Stock price information reflected on a window at the Euronext NV stock exchange in Paris, France, on Monday, March 13, 2023.
Nathan Laine | Bloomberg | Getty Images
LONDON — European stocks closed lower on Friday, as investors digested fresh U.S. jobs data and the European Central Bank’s latest interest rate commentary.
The Stoxx 600 provisionally closed 0.16% lower. All major bourses and almost all sectors traded in the red, with utilities down 1% as health-care stocks added 0.5%.
The U.S. economy added more jobs than expected in May, with nonfarm payrolls expanding by 272,000, up from 165,000 in April and well ahead of the Dow Jones consensus estimate for 190,000. U.S. stocks were mixed following the release, with the S&P 500 hitting a fresh record high as the Nasdaq Composite dipped.
Elsewhere, Germany’s economy was seen growing slightly slower than expected this year, fresh data from the Bundesbank showed Friday. Europe’s biggest economy is now set to expand by 0.3%, below the 0.4% previous estimated, while inflation is likely to tick up slightly.
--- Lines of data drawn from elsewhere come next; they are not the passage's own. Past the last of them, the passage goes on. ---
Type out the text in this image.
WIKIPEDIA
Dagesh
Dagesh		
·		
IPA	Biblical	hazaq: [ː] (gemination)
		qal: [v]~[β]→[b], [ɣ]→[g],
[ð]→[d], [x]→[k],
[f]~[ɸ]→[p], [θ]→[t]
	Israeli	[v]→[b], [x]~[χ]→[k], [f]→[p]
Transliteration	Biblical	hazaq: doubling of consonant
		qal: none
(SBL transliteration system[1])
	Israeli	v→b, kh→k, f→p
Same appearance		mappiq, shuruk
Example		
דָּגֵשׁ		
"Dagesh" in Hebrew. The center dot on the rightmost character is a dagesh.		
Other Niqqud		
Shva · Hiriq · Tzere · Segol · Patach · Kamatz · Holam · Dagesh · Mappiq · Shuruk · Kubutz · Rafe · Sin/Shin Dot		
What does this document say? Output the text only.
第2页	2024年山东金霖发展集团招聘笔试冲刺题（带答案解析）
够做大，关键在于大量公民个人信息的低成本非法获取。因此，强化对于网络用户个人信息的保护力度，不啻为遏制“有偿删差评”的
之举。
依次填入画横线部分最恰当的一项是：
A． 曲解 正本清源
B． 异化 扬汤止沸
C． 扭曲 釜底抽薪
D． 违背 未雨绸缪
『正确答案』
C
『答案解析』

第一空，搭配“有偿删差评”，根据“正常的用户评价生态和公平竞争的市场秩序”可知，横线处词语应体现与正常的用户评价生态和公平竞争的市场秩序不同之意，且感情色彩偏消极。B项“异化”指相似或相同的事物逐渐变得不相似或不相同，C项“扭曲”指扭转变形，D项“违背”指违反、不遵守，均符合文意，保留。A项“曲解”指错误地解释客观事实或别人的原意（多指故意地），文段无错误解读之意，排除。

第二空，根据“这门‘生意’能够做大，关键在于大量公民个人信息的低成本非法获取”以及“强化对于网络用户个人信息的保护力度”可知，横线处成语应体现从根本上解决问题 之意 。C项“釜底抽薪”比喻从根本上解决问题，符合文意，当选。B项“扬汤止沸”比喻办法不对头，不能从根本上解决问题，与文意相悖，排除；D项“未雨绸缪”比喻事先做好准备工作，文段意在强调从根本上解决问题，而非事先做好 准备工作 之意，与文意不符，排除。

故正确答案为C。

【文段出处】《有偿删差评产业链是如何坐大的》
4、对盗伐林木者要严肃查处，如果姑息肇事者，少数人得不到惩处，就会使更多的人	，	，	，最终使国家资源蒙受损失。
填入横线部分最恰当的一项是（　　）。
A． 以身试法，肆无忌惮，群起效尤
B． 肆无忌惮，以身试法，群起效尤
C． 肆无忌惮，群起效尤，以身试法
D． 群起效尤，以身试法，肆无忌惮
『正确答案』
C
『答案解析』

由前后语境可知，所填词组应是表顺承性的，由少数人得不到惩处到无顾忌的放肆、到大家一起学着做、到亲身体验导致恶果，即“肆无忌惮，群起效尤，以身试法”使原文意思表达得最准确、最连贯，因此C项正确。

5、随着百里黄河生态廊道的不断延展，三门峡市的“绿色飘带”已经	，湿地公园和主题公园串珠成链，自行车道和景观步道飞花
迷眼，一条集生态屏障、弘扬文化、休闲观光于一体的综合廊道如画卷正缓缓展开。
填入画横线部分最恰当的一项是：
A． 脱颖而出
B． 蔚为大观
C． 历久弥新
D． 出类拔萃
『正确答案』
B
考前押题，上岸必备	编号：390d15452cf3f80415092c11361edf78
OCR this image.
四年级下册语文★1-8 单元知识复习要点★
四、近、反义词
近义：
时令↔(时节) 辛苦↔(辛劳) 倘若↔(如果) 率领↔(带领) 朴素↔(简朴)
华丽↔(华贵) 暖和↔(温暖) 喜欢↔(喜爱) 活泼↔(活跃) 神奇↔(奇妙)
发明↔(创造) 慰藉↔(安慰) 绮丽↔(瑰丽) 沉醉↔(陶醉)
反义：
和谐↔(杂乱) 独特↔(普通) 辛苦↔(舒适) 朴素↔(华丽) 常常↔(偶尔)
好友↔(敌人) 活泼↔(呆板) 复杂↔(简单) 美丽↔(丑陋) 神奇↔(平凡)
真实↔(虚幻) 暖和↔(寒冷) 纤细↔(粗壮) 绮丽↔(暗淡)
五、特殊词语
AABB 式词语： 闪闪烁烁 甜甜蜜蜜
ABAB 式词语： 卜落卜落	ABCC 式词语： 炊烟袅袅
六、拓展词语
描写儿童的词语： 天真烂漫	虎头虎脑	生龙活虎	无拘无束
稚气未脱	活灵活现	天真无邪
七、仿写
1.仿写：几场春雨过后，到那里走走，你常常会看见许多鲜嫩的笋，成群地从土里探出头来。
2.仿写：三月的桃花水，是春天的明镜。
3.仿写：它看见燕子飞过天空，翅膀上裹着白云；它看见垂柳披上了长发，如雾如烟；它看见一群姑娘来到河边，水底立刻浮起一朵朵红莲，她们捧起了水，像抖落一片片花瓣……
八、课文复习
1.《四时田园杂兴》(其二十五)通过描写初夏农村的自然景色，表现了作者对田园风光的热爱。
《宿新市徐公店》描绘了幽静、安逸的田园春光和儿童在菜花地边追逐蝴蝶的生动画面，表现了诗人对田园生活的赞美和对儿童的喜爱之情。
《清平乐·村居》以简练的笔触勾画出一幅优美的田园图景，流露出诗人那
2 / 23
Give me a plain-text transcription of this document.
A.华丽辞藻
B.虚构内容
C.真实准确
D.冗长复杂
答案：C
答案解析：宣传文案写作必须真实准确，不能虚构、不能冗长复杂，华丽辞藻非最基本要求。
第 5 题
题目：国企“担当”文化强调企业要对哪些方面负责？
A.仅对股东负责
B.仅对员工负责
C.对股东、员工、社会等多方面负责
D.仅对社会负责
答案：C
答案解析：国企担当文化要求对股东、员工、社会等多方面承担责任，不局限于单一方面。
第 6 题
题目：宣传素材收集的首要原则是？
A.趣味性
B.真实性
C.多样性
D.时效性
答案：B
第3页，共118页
The pan-European benchmark ended Thursday’s session at 524.75 points — just above its previous record close on May 15, according to LSEG data.
It followed the European Central Bank’s decision to cut interest rates for the first time since 2019 in a widely expected move, despite nagging inflationary concerns. It takes the key bank rate in the 20-nation euro zone to 3.75%, down from a record 4%.
Thursday was also a big day for politics in the region, as Europe-wide elections got underway. Exit polls from the Netherlands indicate a narrow win by left-wing parties in the country, with eight seats for the Labour/Green Left combination.
Closely behind was Geert Wilders’ anti-immigration party, which looks set to have won seven seats. It marks a stark turnaround for the PVV, which, although it won the country’s national election last year, failed to win any seats in the last EU election.